Les flux d’informations sur Facebook ou Twitter fonctionnent selon un modèle commercial qui consiste à attirer l’attention de milliards de personnes par jour, en triant les tweets, les messages et les groupes pour déterminer ceux qui obtiennent le plus d’engagement (clics, opinions et partages) – ce qui suscite les réactions émotionnelles les plus fortes. Ces plateformes de marchandisation de l’attention ont déformé la psyché collective. Elles ont conduit à des visions du monde de plus en plus étroites et folles. Les algorithmes de recommandation de YouTube, qui déterminent 70 % du temps de visionnage quotidien de milliards de personnes, « suggèrent » ce qui est censé être des vidéos similaires, mais poussent en fait les spectateurs vers des contenus plus extrêmes, plus négatifs ou plus conspirateurs, car c’est ce qui les maintient plus longtemps sur leur écran.

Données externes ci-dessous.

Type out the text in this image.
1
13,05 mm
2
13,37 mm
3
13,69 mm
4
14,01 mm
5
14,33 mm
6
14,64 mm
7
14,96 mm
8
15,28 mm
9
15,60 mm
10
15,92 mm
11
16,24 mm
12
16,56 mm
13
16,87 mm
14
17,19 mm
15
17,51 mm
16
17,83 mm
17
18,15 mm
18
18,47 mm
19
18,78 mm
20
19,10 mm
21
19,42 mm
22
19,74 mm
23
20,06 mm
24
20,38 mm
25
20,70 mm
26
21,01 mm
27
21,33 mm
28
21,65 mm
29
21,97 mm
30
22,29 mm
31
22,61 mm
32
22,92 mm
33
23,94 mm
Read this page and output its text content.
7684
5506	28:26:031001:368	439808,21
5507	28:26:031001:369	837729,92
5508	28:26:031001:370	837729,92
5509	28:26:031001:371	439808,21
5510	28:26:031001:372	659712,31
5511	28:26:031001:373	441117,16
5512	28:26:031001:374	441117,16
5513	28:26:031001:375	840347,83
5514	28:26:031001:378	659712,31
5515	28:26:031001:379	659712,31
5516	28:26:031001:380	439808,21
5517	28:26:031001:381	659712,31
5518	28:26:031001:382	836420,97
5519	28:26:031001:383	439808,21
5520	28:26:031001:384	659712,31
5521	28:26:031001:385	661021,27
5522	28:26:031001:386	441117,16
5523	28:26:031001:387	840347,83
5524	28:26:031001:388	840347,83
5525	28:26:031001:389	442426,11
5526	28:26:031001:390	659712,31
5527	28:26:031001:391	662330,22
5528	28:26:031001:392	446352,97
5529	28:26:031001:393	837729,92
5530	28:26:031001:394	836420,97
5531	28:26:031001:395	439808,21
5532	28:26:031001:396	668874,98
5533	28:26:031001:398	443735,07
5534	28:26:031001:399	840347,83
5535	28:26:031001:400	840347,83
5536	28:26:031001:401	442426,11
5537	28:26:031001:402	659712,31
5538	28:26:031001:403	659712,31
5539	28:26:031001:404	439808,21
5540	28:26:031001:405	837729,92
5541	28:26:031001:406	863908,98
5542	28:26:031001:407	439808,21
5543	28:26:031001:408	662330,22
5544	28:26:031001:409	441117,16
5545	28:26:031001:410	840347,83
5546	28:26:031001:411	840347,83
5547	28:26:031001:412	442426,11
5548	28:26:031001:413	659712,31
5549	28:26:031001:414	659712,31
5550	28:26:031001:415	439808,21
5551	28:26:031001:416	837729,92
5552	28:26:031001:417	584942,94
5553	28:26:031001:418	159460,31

En monétisant et en marchandisant l’attention, nous avons vendu notre capacité à voir les problèmes et à mettre en place des solutions collectives. Ce n’est pas nouveau. Lorsque vous transformez la politique en marchandise grâce à des publicités microciblées optimisées pour l’IA, vous enlevez toute intégrité à la politique. Lorsque vous transformez la nourriture en marchandise, vous perdez le contact avec le cycle de vie qui rend l’agriculture durable. Lorsque vous transformez l’éducation en flux numérique de contenu, vous perdez les liens entre le développement humain, la confiance, l’attention et l’autorité des enseignants. Lorsque vous transformez l’amour en marchandise en transformant les gens en cartes à jouer sur Tinder, vous coupez la danse complexe qui consiste à forger de nouvelles relations. Et lorsque vous transformez la communication en morceaux de messages et en fils de commentaires sur Facebook, vous supprimez le contexte, la nuance et le respect. Dans tous ces cas, les systèmes d’extraction érodent lentement les fondements d’une société et d’une planète saines.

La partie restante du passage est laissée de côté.